I’ve always tended to downplay or not even consult intuition in my thinking, and instead, I’ve focused on imagination, data, analysis, perspective taking, and other mental processes that aid in thinking. And maybe that’s because when I was younger, I simply didn’t place much value or trust in my emotions until they had been subjected to a lot of skepticism. In short, I felt like my intuition was warped. Sometimes it worked well, sometimes it didn’t, and sometimes it didn’t seem to work at all. It simply wasn’t a reliable guide.

Now that I’m older, however, and at least a little wiser and more emotionally and psychologically mature, I should probably allow intuition to factor more into my thinking. I don’t see any harm in allowing intuition to add some brushstrokes to the cognitive canvas, so long it isn’t allowed to run amok.

5

“The final decision is based on a combination of white hat (facts), yellow hat (benefits), black hat (caution) and red hat (intuition and feeling).”

My Note

This is a good summary of good decision-making. It involves generating ideas based on verified facts and data that have clear and likely benefits that clearly outweigh the likely disadvantages, and that produce positive intuitions and feelings that minimally include confidence and hope. 

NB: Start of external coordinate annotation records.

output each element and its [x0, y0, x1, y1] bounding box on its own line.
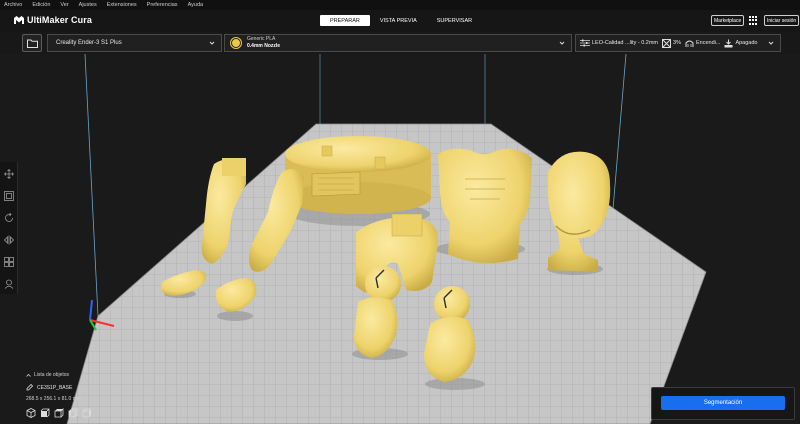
- mirror-tool[interactable]: [2, 232, 16, 248]
- support-icon: [685, 40, 694, 47]
- menu-bar: Archivo Edición Ver Ajustes Extensiones …: [0, 0, 800, 10]
- tool-panel: [0, 162, 18, 294]
- model-base-disc[interactable]: [285, 136, 431, 214]
- folder-icon: [26, 39, 38, 48]
- chevron-up-icon: [26, 373, 31, 377]
- menu-edit[interactable]: Edición: [32, 2, 50, 8]
- sliders-icon: [580, 39, 590, 47]
- adhesion-item: Apagado: [724, 39, 757, 48]
- chevron-down-icon: [559, 41, 565, 45]
- profile-item: LEO-Calidad ...lity - 0.2mm: [580, 39, 658, 47]
- view-top-icon: [54, 408, 64, 418]
- apps-grid-icon[interactable]: [749, 16, 758, 25]
- per-model-settings-tool[interactable]: [2, 254, 16, 270]
- build-volume-viewport[interactable]: [0, 54, 800, 424]
- menu-help[interactable]: Ayuda: [188, 2, 204, 8]
- move-icon: [3, 169, 14, 179]
- view-3d-icon: [26, 408, 36, 418]
- tab-monitor[interactable]: SUPERVISAR: [427, 15, 482, 26]
- adhesion-value: Apagado: [735, 40, 758, 46]
- material-spool-icon: [231, 38, 241, 48]
- slice-panel: Segmentación: [651, 387, 795, 420]
- tab-preview[interactable]: VISTA PREVIA: [370, 15, 427, 26]
- camera-view-buttons: [26, 408, 92, 418]
- object-list: Lista de objetos CE3S1P_BASE 268.5 x 256…: [26, 372, 146, 422]
- view-right-button[interactable]: [82, 408, 92, 418]
- build-plate-scene: [66, 54, 707, 424]
- object-dimensions: 268.5 x 256.1 x 81.0 mm: [26, 396, 82, 402]
- model-knee[interactable]: [434, 286, 470, 322]
- move-tool[interactable]: [2, 166, 16, 182]
- edit-pencil-icon: [26, 384, 33, 391]
- tab-prepare[interactable]: PREPARAR: [320, 15, 370, 26]
- support-item: Encendi...: [685, 39, 720, 48]
- marketplace-button[interactable]: Marketplace: [711, 15, 745, 26]
- app-logo: UltiMaker Cura: [14, 15, 92, 25]
- material-selector[interactable]: Generic PLA 0.4mm Nozzle: [224, 34, 572, 52]
- support-blocker-tool[interactable]: [2, 276, 16, 292]
- printer-name: Creality Ender-3 S1 Plus: [56, 40, 122, 46]
- ultimaker-logo-icon: [14, 16, 24, 24]
- scale-tool[interactable]: [2, 188, 16, 204]
- infill-item: 3%: [662, 38, 681, 48]
- signin-button[interactable]: Iniciar sesión: [764, 15, 800, 26]
- view-left-button[interactable]: [68, 408, 78, 418]
- view-front-icon: [40, 408, 50, 418]
- menu-file[interactable]: Archivo: [4, 2, 22, 8]
- infill-value: 3%: [673, 40, 681, 46]
- rotate-icon: [4, 213, 13, 222]
- app-title: UltiMaker Cura: [27, 15, 92, 25]
- job-toolbar: Creality Ender-3 S1 Plus Generic PLA 0.4…: [0, 32, 800, 54]
- header-bar: UltiMaker Cura PREPARAR VISTA PREVIA SUP…: [0, 10, 800, 32]
- object-list-title: Lista de objetos: [34, 372, 70, 378]
- support-blocker-icon: [4, 279, 13, 289]
- menu-extensions[interactable]: Extensiones: [107, 2, 137, 8]
- stage-tabs: PREPARAR VISTA PREVIA SUPERVISAR: [320, 15, 482, 26]
- menu-settings[interactable]: Ajustes: [79, 2, 97, 8]
- infill-icon: [662, 38, 672, 48]
- scale-icon: [3, 191, 14, 201]
- profile-name: LEO-Calidad ...lity - 0.2mm: [592, 40, 659, 46]
- chevron-down-icon: [768, 41, 774, 45]
- adhesion-icon: [724, 39, 733, 47]
- object-list-toggle[interactable]: Lista de objetos: [26, 372, 69, 378]
- model-torso[interactable]: [438, 148, 532, 263]
- view-top-button[interactable]: [54, 408, 64, 418]
- mirror-icon: [3, 235, 14, 245]
- menu-preferences[interactable]: Preferencias: [147, 2, 178, 8]
- object-entry[interactable]: CE3S1P_BASE: [26, 384, 72, 391]
- view-right-icon: [82, 408, 91, 418]
- slice-button[interactable]: Segmentación: [661, 396, 785, 410]
- print-settings-selector[interactable]: LEO-Calidad ...lity - 0.2mm 3% Encendi..…: [575, 34, 781, 52]
- menu-view[interactable]: Ver: [60, 2, 68, 8]
- support-value: Encendi...: [695, 40, 721, 46]
- per-model-settings-icon: [3, 257, 14, 267]
- rotate-tool[interactable]: [2, 210, 16, 226]
- chevron-down-icon: [209, 41, 215, 45]
- axis-z: [89, 299, 93, 321]
- nozzle-size: 0.4mm Nozzle: [247, 43, 281, 49]
- material-name: Generic PLA: [247, 36, 276, 42]
- view-left-icon: [68, 408, 78, 418]
- view-front-button[interactable]: [40, 408, 50, 418]
- open-file-button[interactable]: [22, 34, 42, 52]
- printer-selector[interactable]: Creality Ender-3 S1 Plus: [47, 34, 222, 52]
- object-name: CE3S1P_BASE: [37, 384, 73, 391]
- view-3d-button[interactable]: [26, 408, 36, 418]
- build-volume-edge: [84, 54, 99, 317]
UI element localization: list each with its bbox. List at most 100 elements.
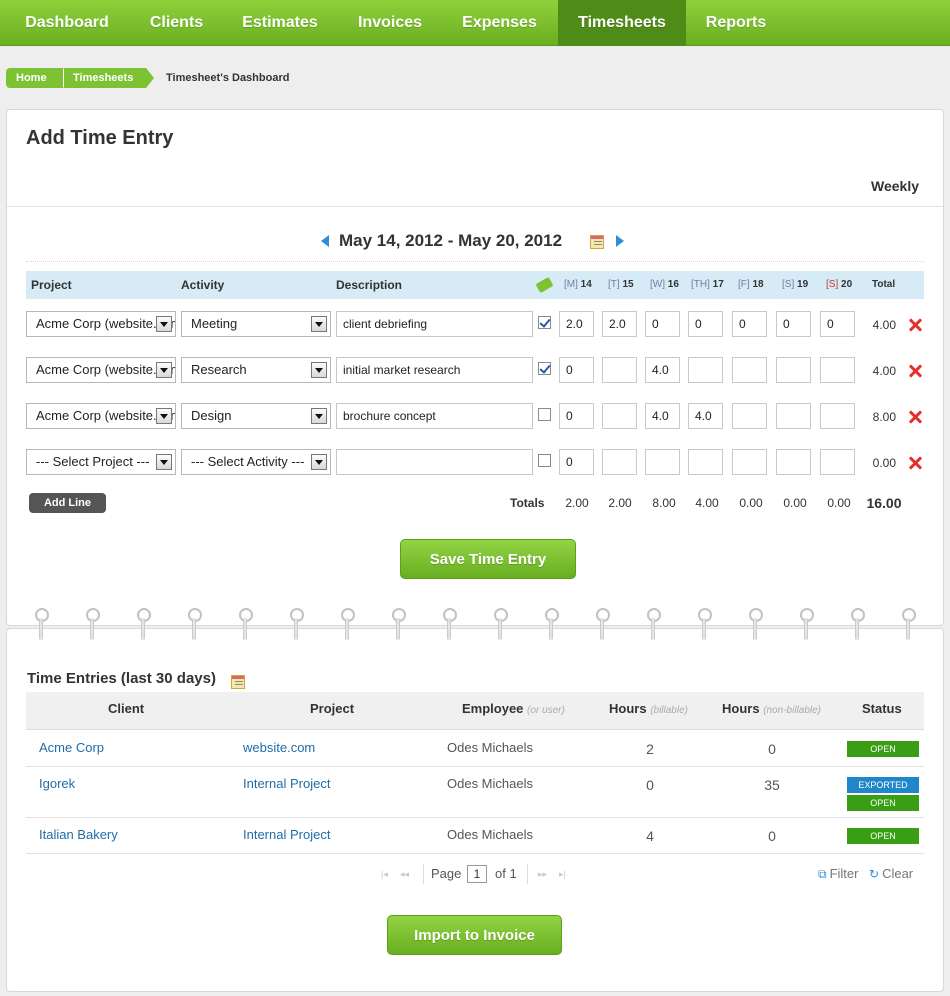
- hours-input-sat[interactable]: [776, 357, 811, 383]
- hours-input-sun[interactable]: 0: [820, 311, 855, 337]
- status-badge[interactable]: OPEN: [847, 741, 919, 757]
- spiral-ring: [544, 608, 559, 640]
- page-input[interactable]: 1: [467, 865, 487, 883]
- nav-tab-invoices[interactable]: Invoices: [340, 0, 440, 46]
- hours-input-tue[interactable]: [602, 449, 637, 475]
- status-badge[interactable]: OPEN: [847, 828, 919, 844]
- filter-button[interactable]: ⧉ Filter: [818, 866, 858, 882]
- chevron-down-icon[interactable]: [311, 408, 327, 424]
- status-badge[interactable]: EXPORTED: [847, 777, 919, 793]
- col-day-tue: [T] 15: [608, 279, 634, 290]
- next-page-icon[interactable]: ▸▸: [538, 869, 547, 880]
- col-hours-billable: Hours (billable): [609, 701, 688, 716]
- hours-input-sun[interactable]: [820, 403, 855, 429]
- next-week-icon[interactable]: [616, 235, 624, 247]
- billable-checkbox[interactable]: [538, 454, 551, 467]
- hours-input-wed[interactable]: 4.0: [645, 357, 680, 383]
- chevron-down-icon[interactable]: [156, 316, 172, 332]
- project-select[interactable]: Acme Corp (website.com): [26, 311, 176, 337]
- description-input[interactable]: initial market research: [336, 357, 533, 383]
- total-mon: 2.00: [565, 496, 589, 510]
- hours-input-sat[interactable]: [776, 403, 811, 429]
- billable-checkbox[interactable]: [538, 362, 551, 375]
- project-link[interactable]: Internal Project: [243, 776, 330, 791]
- description-input[interactable]: brochure concept: [336, 403, 533, 429]
- nav-tab-timesheets[interactable]: Timesheets: [558, 0, 686, 46]
- project-link[interactable]: website.com: [243, 740, 315, 755]
- hours-input-tue[interactable]: 2.0: [602, 311, 637, 337]
- hours-input-tue[interactable]: [602, 403, 637, 429]
- last-page-icon[interactable]: ▸|: [559, 869, 566, 880]
- view-mode-weekly[interactable]: Weekly: [871, 178, 919, 194]
- hours-input-wed[interactable]: [645, 449, 680, 475]
- nav-tab-estimates[interactable]: Estimates: [226, 0, 334, 46]
- delete-icon[interactable]: [908, 318, 922, 332]
- hours-input-wed[interactable]: 4.0: [645, 403, 680, 429]
- breadcrumb-timesheets[interactable]: Timesheets: [64, 68, 146, 88]
- hours-input-thu[interactable]: 4.0: [688, 403, 723, 429]
- hours-input-mon[interactable]: 0: [559, 357, 594, 383]
- hours-input-fri[interactable]: [732, 449, 767, 475]
- save-time-entry-button[interactable]: Save Time Entry: [400, 539, 576, 579]
- chevron-down-icon[interactable]: [311, 362, 327, 378]
- description-input[interactable]: [336, 449, 533, 475]
- hours-input-thu[interactable]: 0: [688, 311, 723, 337]
- chevron-down-icon[interactable]: [156, 454, 172, 470]
- calendar-icon[interactable]: [231, 675, 245, 689]
- hours-input-fri[interactable]: [732, 357, 767, 383]
- hours-input-fri[interactable]: [732, 403, 767, 429]
- employee-name: Odes Michaels: [447, 776, 533, 791]
- nav-tab-expenses[interactable]: Expenses: [446, 0, 553, 46]
- description-input[interactable]: client debriefing: [336, 311, 533, 337]
- project-link[interactable]: Internal Project: [243, 827, 330, 842]
- project-select[interactable]: Acme Corp (website.com): [26, 357, 176, 383]
- chevron-down-icon[interactable]: [311, 316, 327, 332]
- billable-checkbox[interactable]: [538, 408, 551, 421]
- breadcrumb-home[interactable]: Home: [6, 68, 64, 88]
- chevron-down-icon[interactable]: [156, 408, 172, 424]
- billable-checkbox[interactable]: [538, 316, 551, 329]
- hours-input-thu[interactable]: [688, 357, 723, 383]
- delete-icon[interactable]: [908, 364, 922, 378]
- col-day-wed: [W] 16: [650, 279, 679, 290]
- nav-tab-dashboard[interactable]: Dashboard: [6, 0, 128, 46]
- nav-tab-clients[interactable]: Clients: [133, 0, 220, 46]
- client-link[interactable]: Italian Bakery: [39, 827, 118, 842]
- prev-week-icon[interactable]: [321, 235, 329, 247]
- activity-select[interactable]: Meeting: [181, 311, 331, 337]
- project-select[interactable]: --- Select Project ---: [26, 449, 176, 475]
- delete-icon[interactable]: [908, 410, 922, 424]
- first-page-icon[interactable]: |◂: [381, 869, 388, 880]
- clear-button[interactable]: ↻ Clear: [869, 866, 913, 881]
- hours-input-tue[interactable]: [602, 357, 637, 383]
- refresh-icon: ↻: [869, 867, 880, 881]
- col-status: Status: [862, 701, 902, 716]
- prev-page-icon[interactable]: ◂◂: [400, 869, 409, 880]
- hours-input-mon[interactable]: 0: [559, 449, 594, 475]
- chevron-down-icon[interactable]: [156, 362, 172, 378]
- hours-input-wed[interactable]: 0: [645, 311, 680, 337]
- hours-input-sun[interactable]: [820, 449, 855, 475]
- client-link[interactable]: Igorek: [39, 776, 75, 791]
- hours-input-sat[interactable]: 0: [776, 311, 811, 337]
- client-link[interactable]: Acme Corp: [39, 740, 104, 755]
- hours-input-mon[interactable]: 0: [559, 403, 594, 429]
- activity-select[interactable]: Research: [181, 357, 331, 383]
- nav-tab-reports[interactable]: Reports: [691, 0, 781, 46]
- hours-input-sat[interactable]: [776, 449, 811, 475]
- spiral-ring: [34, 608, 49, 640]
- hours-input-fri[interactable]: 0: [732, 311, 767, 337]
- activity-select[interactable]: --- Select Activity ---: [181, 449, 331, 475]
- delete-icon[interactable]: [908, 456, 922, 470]
- hours-input-thu[interactable]: [688, 449, 723, 475]
- hours-input-mon[interactable]: 2.0: [559, 311, 594, 337]
- hours-input-sun[interactable]: [820, 357, 855, 383]
- calendar-icon[interactable]: [590, 235, 604, 249]
- status-badge[interactable]: OPEN: [847, 795, 919, 811]
- import-to-invoice-button[interactable]: Import to Invoice: [387, 915, 562, 955]
- page-label: Page: [431, 866, 462, 881]
- add-line-button[interactable]: Add Line: [29, 493, 106, 513]
- chevron-down-icon[interactable]: [311, 454, 327, 470]
- project-select[interactable]: Acme Corp (website.com): [26, 403, 176, 429]
- activity-select[interactable]: Design: [181, 403, 331, 429]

That last point of producing positive feelings is something I’ve learned to appreciate more in my own thinking. Sometimes you know you should or have to do something that makes you feel bad and so you just gut it out, but often, there are many ways to skilfully solve setbacks and exploit opportunities, and if we choose a plan that doesn’t kindle us even a little, we won’t execute it nearly as well as another plan that does. 

Think of it like dieting and training—no matter how scientifically optimal a plan is, if you dread every day of it, you’ll never be able to give it the level of effort required to produce optimal results. This is why I place a lot of emphasis on finding diet and training plans that work for you—that fit your goals, preferences, and lifestyle.